Which was why I ended my slide saying that it’s one percent finished. If we had a large JavaScript base of a lot of applications, and they are drastically different, and the Javascript base continues to grow, then we get new problems. Once we get to the scale, we will find new ways to solve it.”

“Q: So what should we do? Should we use Yarn now, or should we commit our node_modules to the repository?”

“A: I personally, outside of Facebook infrastructure, would use Yarn and check in the tar.gz zip files, the sources of the packages. And that would use Yarn to rebuild the packages when I need a fresh node_modules. This is quite fast and doesn’t take too much space.

But it all depends. People use node_modules and npm right now for other languages like OCaml, Reason, C++, whatever goes into the registry. So some of the dependencies could be large. Sometimes it could 50 megabytes per file. So you have to use you judgment.”
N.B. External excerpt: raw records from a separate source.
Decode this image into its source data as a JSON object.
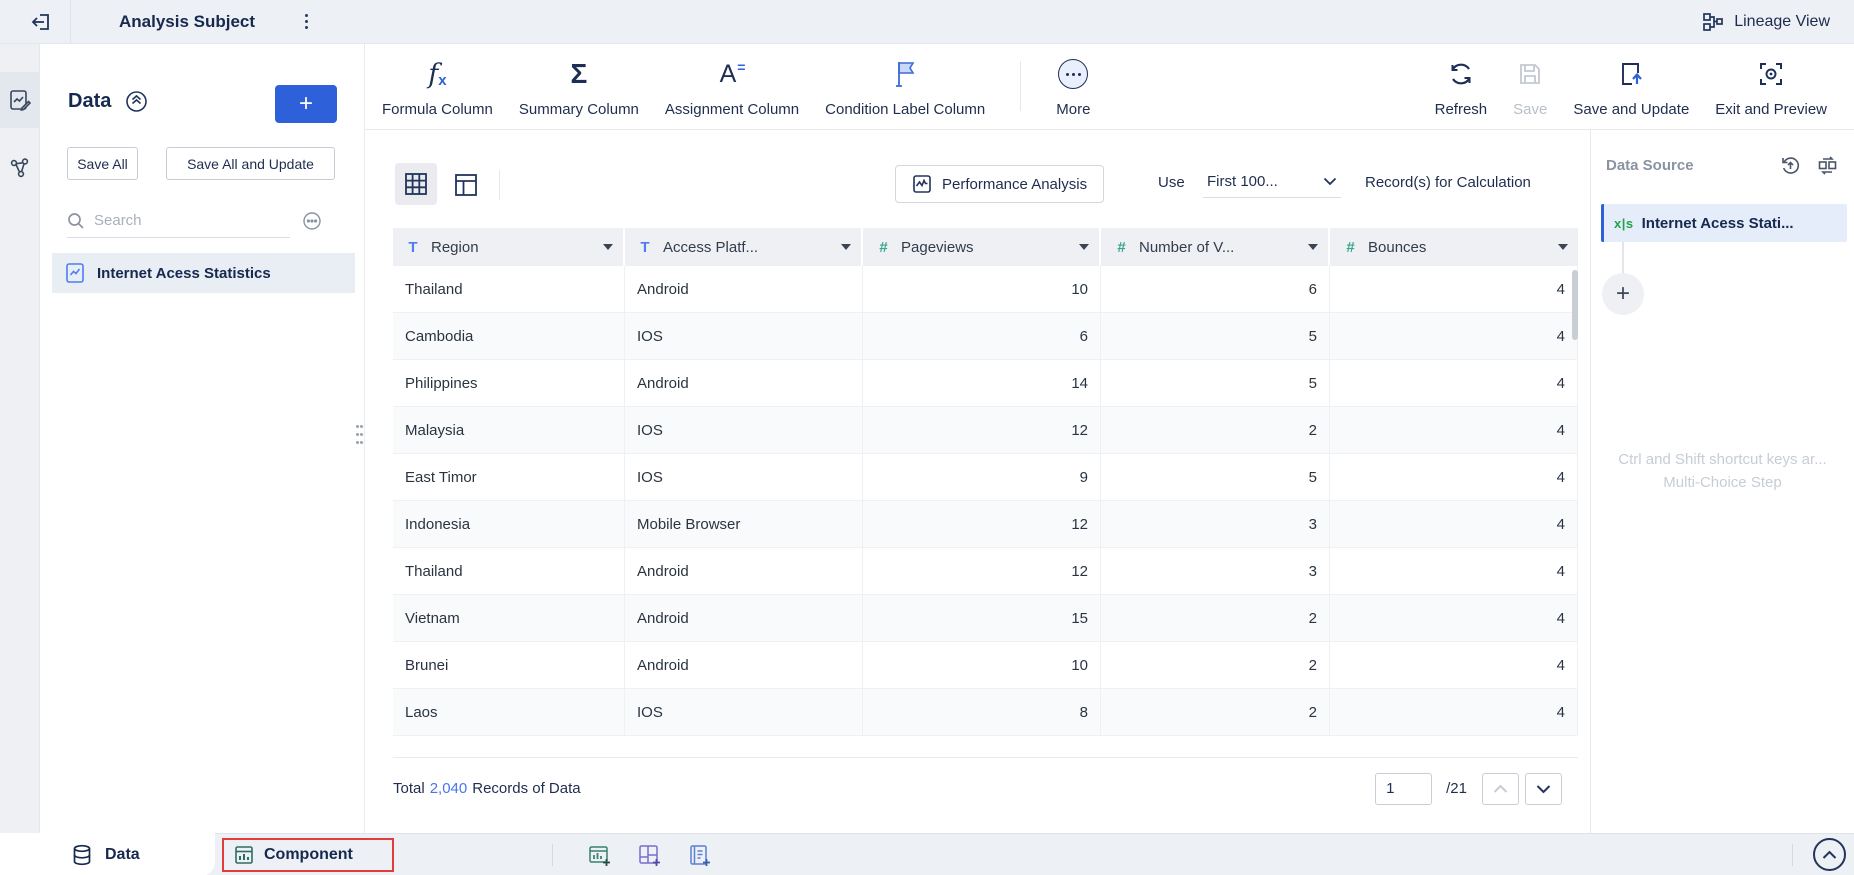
{
  "topbar": {
    "title": "Analysis Subject",
    "lineage_label": "Lineage View"
  },
  "toolbar": {
    "formula_label": "Formula Column",
    "summary_label": "Summary Column",
    "assignment_label": "Assignment Column",
    "condition_label": "Condition Label Column",
    "more_label": "More",
    "refresh_label": "Refresh",
    "save_label": "Save",
    "save_update_label": "Save and Update",
    "exit_preview_label": "Exit and Preview"
  },
  "left_panel": {
    "title": "Data",
    "save_all_label": "Save All",
    "save_all_update_label": "Save All and Update",
    "search_placeholder": "Search",
    "dataset_label": "Internet Acess Statistics"
  },
  "controls": {
    "performance_label": "Performance Analysis",
    "use_label": "Use",
    "sample_value": "First 100...",
    "records_label": "Record(s) for Calculation"
  },
  "table": {
    "columns": [
      {
        "name": "Region",
        "type": "text"
      },
      {
        "name": "Access Platf...",
        "type": "text"
      },
      {
        "name": "Pageviews",
        "type": "number"
      },
      {
        "name": "Number of V...",
        "type": "number"
      },
      {
        "name": "Bounces",
        "type": "number"
      }
    ],
    "rows": [
      [
        "Thailand",
        "Android",
        "10",
        "6",
        "4"
      ],
      [
        "Cambodia",
        "IOS",
        "6",
        "5",
        "4"
      ],
      [
        "Philippines",
        "Android",
        "14",
        "5",
        "4"
      ],
      [
        "Malaysia",
        "IOS",
        "12",
        "2",
        "4"
      ],
      [
        "East Timor",
        "IOS",
        "9",
        "5",
        "4"
      ],
      [
        "Indonesia",
        "Mobile Browser",
        "12",
        "3",
        "4"
      ],
      [
        "Thailand",
        "Android",
        "12",
        "3",
        "4"
      ],
      [
        "Vietnam",
        "Android",
        "15",
        "2",
        "4"
      ],
      [
        "Brunei",
        "Android",
        "10",
        "2",
        "4"
      ],
      [
        "Laos",
        "IOS",
        "8",
        "2",
        "4"
      ]
    ]
  },
  "footer": {
    "total_prefix": "Total",
    "total_count": "2,040",
    "total_suffix": "Records of Data",
    "page_value": "1",
    "page_total": "/21"
  },
  "right_panel": {
    "title": "Data Source",
    "source_badge": "x|s",
    "source_label": "Internet Acess Stati...",
    "add_step_label": "+",
    "hint_line1": "Ctrl and Shift shortcut keys ar...",
    "hint_line2": "Multi-Choice Step"
  },
  "bottom_bar": {
    "data_tab_label": "Data",
    "component_tab_label": "Component"
  },
  "colors": {
    "accent_blue": "#2e61d9",
    "link_blue": "#4a74e8",
    "numeric_teal": "#3aa592",
    "text_column_blue": "#4e7ff0",
    "xls_green": "#21a24b",
    "annotation_red": "#e23b3b",
    "navy_text": "#16294e"
  }
}
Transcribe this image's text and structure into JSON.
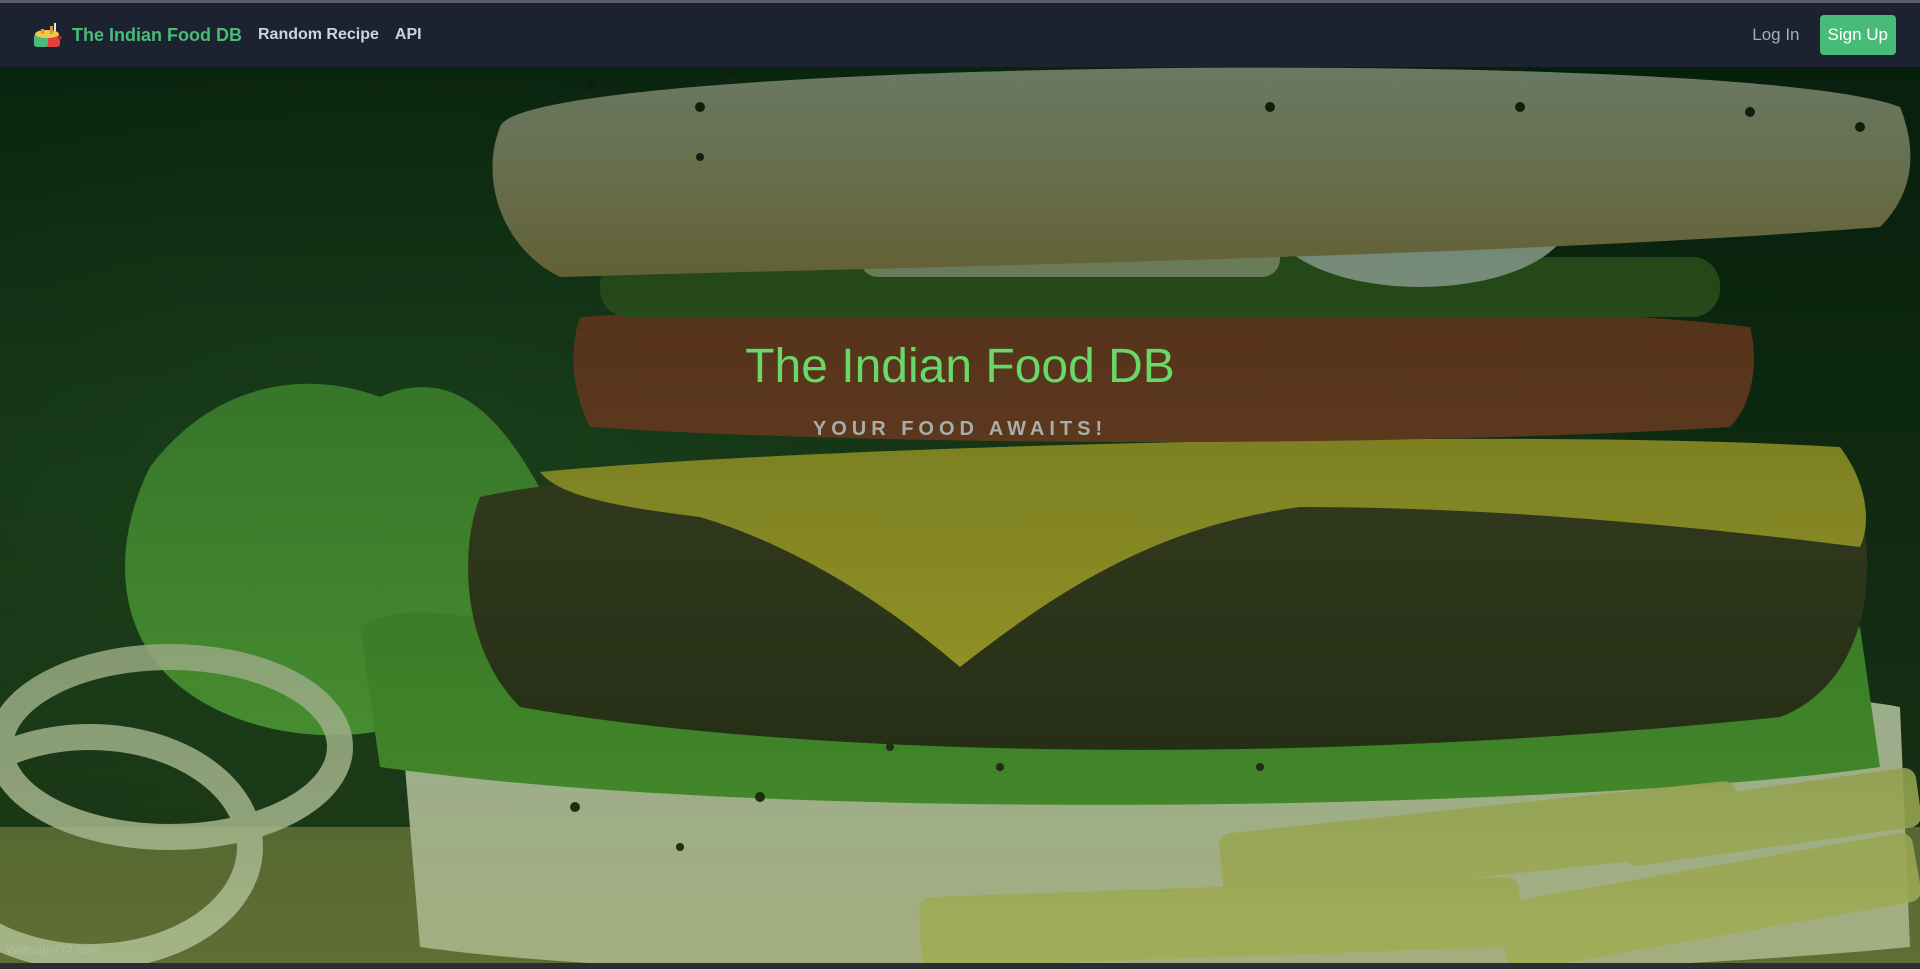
{
  "nav": {
    "brand": "The Indian Food DB",
    "brand_icon": "food-pot-icon",
    "links": [
      "Random Recipe",
      "API"
    ],
    "login": "Log In",
    "signup": "Sign Up"
  },
  "hero": {
    "title": "The Indian Food DB",
    "subtitle": "YOUR FOOD AWAITS!",
    "background_image": "burger-photo",
    "watermark": "Wallpaper77.com"
  },
  "colors": {
    "accent": "#48bb78",
    "navbar": "#1d2230",
    "hero_title": "#68d868"
  }
}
“Q: To get back to the scale of your project: are you able to review your code if you happen to team like 100 commits per day? Are you doing code reviews?”

“A: Yeah, of course. No one actually should be lending changes without someone else approving it. In very rare situations, when something is completely broken, you could go through these. But we trust the engineers to use their best judgment not to do that.

People at Facebook, even though we make 1,000 commits per day, we don’t change the package json 100 times a day. People are quite familiar with which package json does what, so we don’t need one person to review that.

Teammates can see and open it quite well, as long as they are all working on the project and as long as they can explain why they are making a change. With continuous integration, and with builds running all the time for every commit we make, we can ensure that people don’t break each other’s code.

So the answer to scale is continuous integration. Tests, tests, tests.”